Preening was only observed for a few minutes. The majority of the time the kingfishers were perched with their heads tilted slightly downwards assumedly searching for prey below and around their perch. While perched they would change their orientation by moving around on perch. It did not appear that any orientation was favored in regards to sun direction but this may be an area of further study. Time spent searching ranged from 32 seconds to 30 minutes and 24 seconds. Usually the kingfisher would change perches during the searching time period, the maximum time that “B” changed perches was seven times.
Diving was observed mainly at oblique angles – greater than 45 degrees. There was one instance of a straight vertical dive off an angled perch and two instances of dives made at acute angles – less than 45 degrees. Hovering was only observed once, one meter above the surface, but the bird did not dive. “B” was typically successful with dives; catching prey nine out of the twelve times during the period dives were recorded. “B” was observed banging a small fish three times on the perch before being swallowed. After dives, successful or not, kingfishers would typically land on a perch that was very close to the water surface, at most one meter above before relocating to another higher perch. On this lower perch there would be a series of body shakes and wiping of the beak onto the branch or perch several times. The prey would be consumed on the lower perch usually.
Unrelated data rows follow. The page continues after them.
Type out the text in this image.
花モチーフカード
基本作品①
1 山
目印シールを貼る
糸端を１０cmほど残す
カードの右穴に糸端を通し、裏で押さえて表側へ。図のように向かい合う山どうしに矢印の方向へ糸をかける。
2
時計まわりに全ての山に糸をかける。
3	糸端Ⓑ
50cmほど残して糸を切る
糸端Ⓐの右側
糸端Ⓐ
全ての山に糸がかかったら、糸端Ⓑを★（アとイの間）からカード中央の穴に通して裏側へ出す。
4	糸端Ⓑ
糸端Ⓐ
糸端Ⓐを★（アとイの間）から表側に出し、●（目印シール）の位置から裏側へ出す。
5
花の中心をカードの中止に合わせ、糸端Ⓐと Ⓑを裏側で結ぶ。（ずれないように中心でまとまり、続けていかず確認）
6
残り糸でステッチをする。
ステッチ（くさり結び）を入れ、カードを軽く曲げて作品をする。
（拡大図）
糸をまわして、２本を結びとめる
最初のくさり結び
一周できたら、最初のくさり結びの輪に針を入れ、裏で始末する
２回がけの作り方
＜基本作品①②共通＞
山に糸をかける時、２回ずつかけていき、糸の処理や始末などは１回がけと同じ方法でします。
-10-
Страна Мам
Of the three birds observed, “A” was the most vocal and traveled the most, often disappearing out of sight onto southern side of the cove or into the wooded area surrounding the north side of the cove. “A” could be heard repeatedly calling when out of sight on the southern side of the lake. “C” appeared latest in the day and remained perched on the edge of “B’s” territory for over an hour with no dives or movements made before leaving and not coming into sight again. “B” stayed in sight the majority of the observation period, leaving for a few minutes in the woods but reappearing. When the sunlight started to wane on the northern side of the cove all three birds went out of sight and did not come into view again.
Summary of Observations on November 20, 2014
Observations were made from viewing platform on boardwalk at Nisqually National Wildlife Refuge
Observations made between 10:00 until 14:00, not consistently
During observation period, cloud coverage was at 100% and there was occasional light rain. Temperature varied between 47 and 50 degrees Fahrenheit. Wind was about five miles per hour from the east, noticeable on the boardwalk. A 6’3” low tide occurred at 9:57 and a 13’3” high tide at 15:17.
In the late morning around low tide, spent approximately an hour searching for Belted Kingfisher on the boardwalk but no sighting or hearing of one along the boardwalk. Walked back towards the main pond behind the visitor center but did not hear nor see one.
In early afternoon made way back out to boardwalk to the first viewing platform at the beginning of the boardwalk. From viewpoint observed a female Belted Kingfisher, identifiable by distinct secondary rufous chest band and rufous coloration on sides. Tide was mid-flood. The kingfisher did not dive during observation period but remained perched on a small, dead, deciduous tree slightly overhanging the northern tidal flat fork of McAllister Creek. She was perched approximately two meters above water surface and preened her chest with her beak occasionally. Water underneath appeared to be moving and was not clear. Substrate bottom was muddy. She did not dive but did fly low – less than one meter – above surface level to change to another perch, similar in height and type to previous one.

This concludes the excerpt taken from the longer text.